As the normed cognitive performance of MA-dependent individuals frequently places outside the range of impairment according to some neuropsychological naming conventions, Hart et al (2011) concluded that the cognitive deficits of MA-dependent individuals are unlikely to be associated with functional implications. That is, because the deficits tend to be relatively mild, they are unlikely to have real-world implications. We do not share this categorical conceptualization of cognitive function. Rather, we suspect that mild deficits noted on cognitive tests likely relate to mild deficits in the cognitive construct being measured. Whether a specific cognitive deficit relates to 'real-world' impairment is likely to be complex and dependent on a number of factors, such as the social and environmental context in which the cognitive ability is needed, and the manner in which 'real-world' function is operationalized (eg, a mild deficit in short-term memory may affect memory for casual conversations, but have no observable relationship with household tasks or basic activities of daily living). Further, it should be noted that scores within the same normative range for those with different demographic characteristics are not necessarily equivalent in terms of the functional ability being measured. For example, low average performance for individuals with a high school degree likely relates to much lower functional ability than low average performance for individuals who graduated college (of which, MA-dependent individuals typically have lower educational attainment than their peers). For this reason, evidence suggests that scores normed to the average performance of healthy adults, without consideration of demographic characteristics (ie, 'absolute' scores), have a tighter relationship with everyday functioning than scores that are normed to the specific demographic characteristics of the individual (Silverberg and Millis, 2009).
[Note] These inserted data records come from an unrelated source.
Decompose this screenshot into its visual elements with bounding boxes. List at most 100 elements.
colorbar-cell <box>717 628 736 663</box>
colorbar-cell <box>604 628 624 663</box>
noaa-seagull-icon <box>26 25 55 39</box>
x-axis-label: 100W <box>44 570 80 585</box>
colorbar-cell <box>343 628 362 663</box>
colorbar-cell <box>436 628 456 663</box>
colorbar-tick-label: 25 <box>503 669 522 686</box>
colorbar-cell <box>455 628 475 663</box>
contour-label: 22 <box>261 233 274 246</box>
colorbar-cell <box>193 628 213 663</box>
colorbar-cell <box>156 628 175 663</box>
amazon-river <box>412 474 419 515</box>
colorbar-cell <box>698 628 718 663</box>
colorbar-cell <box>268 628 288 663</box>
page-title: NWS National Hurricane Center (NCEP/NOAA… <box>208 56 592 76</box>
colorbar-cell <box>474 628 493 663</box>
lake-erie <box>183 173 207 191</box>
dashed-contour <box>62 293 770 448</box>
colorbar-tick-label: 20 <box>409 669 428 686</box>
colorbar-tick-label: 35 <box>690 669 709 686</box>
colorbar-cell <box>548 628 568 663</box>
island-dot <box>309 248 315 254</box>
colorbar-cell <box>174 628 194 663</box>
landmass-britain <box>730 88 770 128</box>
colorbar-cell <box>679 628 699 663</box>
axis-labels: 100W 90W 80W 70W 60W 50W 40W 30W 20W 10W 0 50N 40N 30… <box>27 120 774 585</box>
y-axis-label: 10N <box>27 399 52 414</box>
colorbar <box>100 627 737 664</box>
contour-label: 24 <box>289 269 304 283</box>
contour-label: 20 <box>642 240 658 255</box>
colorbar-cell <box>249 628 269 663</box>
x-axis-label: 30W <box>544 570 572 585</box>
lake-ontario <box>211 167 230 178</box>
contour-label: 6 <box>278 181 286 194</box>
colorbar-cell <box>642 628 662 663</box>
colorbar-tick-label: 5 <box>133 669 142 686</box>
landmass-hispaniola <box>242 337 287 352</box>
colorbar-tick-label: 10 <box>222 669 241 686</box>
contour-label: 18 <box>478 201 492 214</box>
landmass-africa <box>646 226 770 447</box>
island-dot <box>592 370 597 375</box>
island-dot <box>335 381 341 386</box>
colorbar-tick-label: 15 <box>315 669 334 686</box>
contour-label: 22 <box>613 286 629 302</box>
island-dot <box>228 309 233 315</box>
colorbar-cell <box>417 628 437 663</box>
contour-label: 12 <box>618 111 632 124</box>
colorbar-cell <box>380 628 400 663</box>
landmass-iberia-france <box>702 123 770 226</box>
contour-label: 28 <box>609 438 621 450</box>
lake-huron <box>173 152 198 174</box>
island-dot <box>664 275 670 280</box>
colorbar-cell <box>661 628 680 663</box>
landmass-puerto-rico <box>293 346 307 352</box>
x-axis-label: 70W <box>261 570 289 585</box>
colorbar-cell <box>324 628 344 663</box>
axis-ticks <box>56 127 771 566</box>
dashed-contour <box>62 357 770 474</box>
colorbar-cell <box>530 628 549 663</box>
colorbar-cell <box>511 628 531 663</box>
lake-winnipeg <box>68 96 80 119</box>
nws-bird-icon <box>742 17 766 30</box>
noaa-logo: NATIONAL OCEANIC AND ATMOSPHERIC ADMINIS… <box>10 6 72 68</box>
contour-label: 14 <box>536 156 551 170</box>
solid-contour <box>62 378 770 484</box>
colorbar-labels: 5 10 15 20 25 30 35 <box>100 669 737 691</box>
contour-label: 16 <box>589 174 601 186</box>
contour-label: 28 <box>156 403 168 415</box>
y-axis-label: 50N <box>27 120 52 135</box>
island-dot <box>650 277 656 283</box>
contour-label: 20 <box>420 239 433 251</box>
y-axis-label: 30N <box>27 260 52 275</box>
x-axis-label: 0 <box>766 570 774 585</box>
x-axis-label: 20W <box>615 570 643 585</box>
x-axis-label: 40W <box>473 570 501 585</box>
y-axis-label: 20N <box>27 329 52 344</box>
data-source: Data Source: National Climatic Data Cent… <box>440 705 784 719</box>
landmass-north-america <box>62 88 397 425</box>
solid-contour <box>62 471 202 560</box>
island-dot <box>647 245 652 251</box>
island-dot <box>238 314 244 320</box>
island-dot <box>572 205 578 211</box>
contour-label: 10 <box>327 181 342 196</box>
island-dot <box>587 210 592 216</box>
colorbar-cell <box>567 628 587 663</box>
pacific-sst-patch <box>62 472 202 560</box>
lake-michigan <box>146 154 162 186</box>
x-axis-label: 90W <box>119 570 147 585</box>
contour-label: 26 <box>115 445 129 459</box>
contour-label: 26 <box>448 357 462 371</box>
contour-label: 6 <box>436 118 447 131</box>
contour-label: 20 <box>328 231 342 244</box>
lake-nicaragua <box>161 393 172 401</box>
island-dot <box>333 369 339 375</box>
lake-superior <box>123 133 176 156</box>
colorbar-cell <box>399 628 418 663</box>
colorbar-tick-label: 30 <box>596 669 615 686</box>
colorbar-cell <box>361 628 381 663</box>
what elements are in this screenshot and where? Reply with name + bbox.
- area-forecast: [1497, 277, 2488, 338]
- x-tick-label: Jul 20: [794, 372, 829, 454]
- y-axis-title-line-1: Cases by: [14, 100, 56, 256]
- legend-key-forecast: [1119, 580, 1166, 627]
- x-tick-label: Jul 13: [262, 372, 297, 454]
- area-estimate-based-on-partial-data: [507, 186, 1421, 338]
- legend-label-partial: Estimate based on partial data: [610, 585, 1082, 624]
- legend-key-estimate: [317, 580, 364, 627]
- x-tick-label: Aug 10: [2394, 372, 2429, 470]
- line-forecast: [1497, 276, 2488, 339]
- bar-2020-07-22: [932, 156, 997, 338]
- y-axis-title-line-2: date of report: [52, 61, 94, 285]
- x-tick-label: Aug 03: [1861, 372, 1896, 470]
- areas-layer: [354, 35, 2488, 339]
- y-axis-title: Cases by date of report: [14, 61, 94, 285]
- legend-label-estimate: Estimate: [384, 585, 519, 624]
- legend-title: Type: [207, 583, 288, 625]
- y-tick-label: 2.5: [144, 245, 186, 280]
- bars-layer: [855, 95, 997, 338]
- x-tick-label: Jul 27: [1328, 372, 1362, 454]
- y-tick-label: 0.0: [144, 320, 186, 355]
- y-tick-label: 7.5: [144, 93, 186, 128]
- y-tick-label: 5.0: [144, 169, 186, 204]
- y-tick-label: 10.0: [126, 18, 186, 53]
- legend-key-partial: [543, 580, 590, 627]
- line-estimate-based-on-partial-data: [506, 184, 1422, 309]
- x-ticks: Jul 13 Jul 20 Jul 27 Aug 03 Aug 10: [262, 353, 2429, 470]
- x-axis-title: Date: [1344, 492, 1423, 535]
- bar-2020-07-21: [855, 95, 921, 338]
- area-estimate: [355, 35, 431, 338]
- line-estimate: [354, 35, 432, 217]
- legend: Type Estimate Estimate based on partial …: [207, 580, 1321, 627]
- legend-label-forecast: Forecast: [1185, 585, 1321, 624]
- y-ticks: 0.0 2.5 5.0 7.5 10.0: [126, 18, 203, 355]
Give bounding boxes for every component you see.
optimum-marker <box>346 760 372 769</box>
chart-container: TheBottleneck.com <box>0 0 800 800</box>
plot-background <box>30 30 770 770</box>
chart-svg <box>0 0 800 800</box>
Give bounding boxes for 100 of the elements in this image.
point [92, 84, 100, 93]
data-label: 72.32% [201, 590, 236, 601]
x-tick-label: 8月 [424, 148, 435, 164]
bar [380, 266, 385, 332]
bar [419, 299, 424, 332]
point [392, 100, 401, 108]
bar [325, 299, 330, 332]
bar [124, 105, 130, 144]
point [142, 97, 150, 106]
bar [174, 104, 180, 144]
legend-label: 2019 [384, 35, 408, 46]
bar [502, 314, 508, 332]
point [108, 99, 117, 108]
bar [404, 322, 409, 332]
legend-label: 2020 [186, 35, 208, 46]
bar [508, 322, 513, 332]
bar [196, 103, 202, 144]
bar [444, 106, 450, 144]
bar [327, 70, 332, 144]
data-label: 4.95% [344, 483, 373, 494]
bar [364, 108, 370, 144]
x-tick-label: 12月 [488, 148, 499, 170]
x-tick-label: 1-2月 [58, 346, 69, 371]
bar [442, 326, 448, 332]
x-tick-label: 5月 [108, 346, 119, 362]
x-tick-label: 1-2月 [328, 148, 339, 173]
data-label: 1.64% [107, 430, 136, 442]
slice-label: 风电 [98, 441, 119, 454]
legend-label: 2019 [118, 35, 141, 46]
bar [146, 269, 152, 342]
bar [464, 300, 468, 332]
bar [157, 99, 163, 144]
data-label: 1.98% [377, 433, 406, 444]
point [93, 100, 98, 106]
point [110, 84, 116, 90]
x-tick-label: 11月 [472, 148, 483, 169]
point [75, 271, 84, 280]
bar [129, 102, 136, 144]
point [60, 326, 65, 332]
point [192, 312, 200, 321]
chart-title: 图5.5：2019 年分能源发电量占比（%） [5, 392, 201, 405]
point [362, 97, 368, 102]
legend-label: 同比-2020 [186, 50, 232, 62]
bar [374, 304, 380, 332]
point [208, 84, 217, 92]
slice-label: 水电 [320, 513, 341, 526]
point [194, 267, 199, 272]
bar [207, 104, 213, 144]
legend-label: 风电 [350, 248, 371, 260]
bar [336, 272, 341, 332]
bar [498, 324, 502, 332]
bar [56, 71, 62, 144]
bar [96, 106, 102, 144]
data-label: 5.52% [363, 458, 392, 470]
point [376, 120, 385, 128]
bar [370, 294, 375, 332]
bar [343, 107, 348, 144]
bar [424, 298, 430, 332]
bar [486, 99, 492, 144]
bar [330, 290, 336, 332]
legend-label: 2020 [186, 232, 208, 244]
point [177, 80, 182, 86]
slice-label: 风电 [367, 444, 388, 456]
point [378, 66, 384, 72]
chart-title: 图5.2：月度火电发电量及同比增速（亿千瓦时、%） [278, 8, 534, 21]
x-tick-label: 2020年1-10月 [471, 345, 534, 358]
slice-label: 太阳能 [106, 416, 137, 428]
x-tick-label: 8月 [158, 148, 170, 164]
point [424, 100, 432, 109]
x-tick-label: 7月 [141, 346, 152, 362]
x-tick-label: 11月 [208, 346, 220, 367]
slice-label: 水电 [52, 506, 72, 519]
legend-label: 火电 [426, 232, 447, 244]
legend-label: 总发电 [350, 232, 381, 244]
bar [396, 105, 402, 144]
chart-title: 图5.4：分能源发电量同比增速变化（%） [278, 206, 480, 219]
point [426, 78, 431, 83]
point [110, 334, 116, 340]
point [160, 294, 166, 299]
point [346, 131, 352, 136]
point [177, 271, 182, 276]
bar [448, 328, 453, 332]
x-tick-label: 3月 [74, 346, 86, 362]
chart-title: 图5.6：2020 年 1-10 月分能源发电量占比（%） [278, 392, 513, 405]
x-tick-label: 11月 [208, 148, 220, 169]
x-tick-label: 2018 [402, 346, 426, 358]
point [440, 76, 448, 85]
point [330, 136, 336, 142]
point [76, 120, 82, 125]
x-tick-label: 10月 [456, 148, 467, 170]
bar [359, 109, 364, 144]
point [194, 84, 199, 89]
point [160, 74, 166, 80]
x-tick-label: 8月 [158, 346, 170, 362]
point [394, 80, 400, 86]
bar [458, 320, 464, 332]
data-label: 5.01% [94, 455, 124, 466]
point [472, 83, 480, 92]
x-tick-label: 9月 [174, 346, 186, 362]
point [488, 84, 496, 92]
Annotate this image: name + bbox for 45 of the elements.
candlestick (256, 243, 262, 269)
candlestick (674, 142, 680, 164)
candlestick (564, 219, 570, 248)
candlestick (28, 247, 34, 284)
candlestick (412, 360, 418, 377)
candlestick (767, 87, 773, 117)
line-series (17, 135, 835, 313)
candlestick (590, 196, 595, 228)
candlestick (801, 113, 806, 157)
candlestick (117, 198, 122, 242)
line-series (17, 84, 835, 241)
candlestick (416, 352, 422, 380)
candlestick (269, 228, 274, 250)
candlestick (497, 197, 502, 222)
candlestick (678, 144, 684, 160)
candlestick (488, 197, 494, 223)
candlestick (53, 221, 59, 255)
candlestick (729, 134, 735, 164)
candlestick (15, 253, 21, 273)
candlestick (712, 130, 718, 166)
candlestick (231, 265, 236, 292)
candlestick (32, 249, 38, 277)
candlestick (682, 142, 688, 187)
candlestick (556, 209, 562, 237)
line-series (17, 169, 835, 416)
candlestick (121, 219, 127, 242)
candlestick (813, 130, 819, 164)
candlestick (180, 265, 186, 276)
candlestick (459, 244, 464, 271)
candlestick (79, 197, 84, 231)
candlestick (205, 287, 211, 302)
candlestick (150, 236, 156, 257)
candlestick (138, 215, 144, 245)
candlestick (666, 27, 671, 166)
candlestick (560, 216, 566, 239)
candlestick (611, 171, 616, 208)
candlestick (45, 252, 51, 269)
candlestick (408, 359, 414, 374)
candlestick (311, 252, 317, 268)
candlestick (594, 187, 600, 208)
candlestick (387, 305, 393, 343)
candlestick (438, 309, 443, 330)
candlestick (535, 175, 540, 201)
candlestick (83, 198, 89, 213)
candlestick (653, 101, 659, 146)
Certainly, functional consequences are more likely the more that cognitive scores deviate from (absolute) normative expectations, and, as such, MA-dependent individuals with mild cognitive deficits may not have difficulties in some or all measures of everyday function. However, initial studies suggest that, despite the mild (mean) deficits described, MA-dependent individuals do have lower scores on performance measures of everyday functional ability than demographically similar control subjects (Henry et al, 2010). Similarly, MA-dependent participants with mild or greater deficits across cognitive tests are more likely to be unemployed than their cognitively intact peers (Weber et al, 2012). Given the limited data available and the complexity of the relationship between cognitive test scores and everyday function, more research is needed to ascertain the impact of cognitive performance deficits on real-world function in this population (for more information, see Marcotte and Grant, (2010)).

Zaključek

Although some findings suggest that MA abuse does not cause cognitive decline in humans, the preponderance of the evidence suggests that MA abuse does cause cognitive decline in at least some individuals. When averaged across individuals, this decline appears to be mild in early-to-middle adulthood, but moderator variables likely have a role in attenuating or exacerbating the degree of decline exhibited by a given individual. The ultimate validity of our current conclusions will depend on replications and improved future research that hopefully will provide greater leverage to address the causal relationship between MA abuse and cognitive function.